Additionally, as icmpsh doesn’t encrypt the data, we can see the shell’s text injected inside the datagrams:
Figure 10: Plaintext reverse shell output (marked in blue) obfuscated inside an ICMP packet.
Generally speaking, ICMP traffic cannot be blocked completely, so mitigation should focus on minimizing risks through network and endpoint detection measures.
Cynet’s network defense products implement smart heuristics and machine learning algorithms to detect and prevent ICMP tunneling.

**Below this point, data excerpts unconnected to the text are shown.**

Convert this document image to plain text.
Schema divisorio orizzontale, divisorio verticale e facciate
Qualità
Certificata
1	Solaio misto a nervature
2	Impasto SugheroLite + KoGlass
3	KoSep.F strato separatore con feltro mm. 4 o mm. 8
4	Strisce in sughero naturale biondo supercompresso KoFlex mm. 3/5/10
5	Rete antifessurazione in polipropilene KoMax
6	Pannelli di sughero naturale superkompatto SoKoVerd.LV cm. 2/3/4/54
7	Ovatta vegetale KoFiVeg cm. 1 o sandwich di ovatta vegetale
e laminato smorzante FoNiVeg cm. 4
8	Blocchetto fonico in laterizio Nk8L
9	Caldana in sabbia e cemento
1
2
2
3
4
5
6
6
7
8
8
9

Some common tunneling patterns that may be detected are:
Extensive ICMP Usage – Especially when tunneling large amounts of data, a significant amount of ICMP traffic may be detected going in or out of the network.
Abnormal Packet Size – Closely related to the previous point, adversaries can opt to reduce the overall packet count by injecting larger datagrams into each request or reply. In general, legitimate Echo requests and replies will have a fixed standard size and so varying datagram sizes may indicate that the connection is used for tunneling.
Periodical Ping Requests – As noted earlier, some tunneling tools will send empty ICMP requests periodically to punch holes through NATs and stateful firewalls. This pattern can be easily detected but is sometimes harder to distinguish from legitimate behaviors.
Non-Arbitrary ICMP Payload – With deep packet inspection tools, ICMP packets’ data can be scanned and compared with common protocols’ structures and headers to detect tunneling directly. However, the data may be encrypted, and if done so elegantly – may be hard to distinguish from innocuous ICMP payloads.
Furthermore, in addition to conventional detection techniques, which rely on centralized traffic analysis through firewalls, IPS systems etc., Cynet’s products can detect and prevent tunneling attempts directly on endpoints, without the need for designated network devices.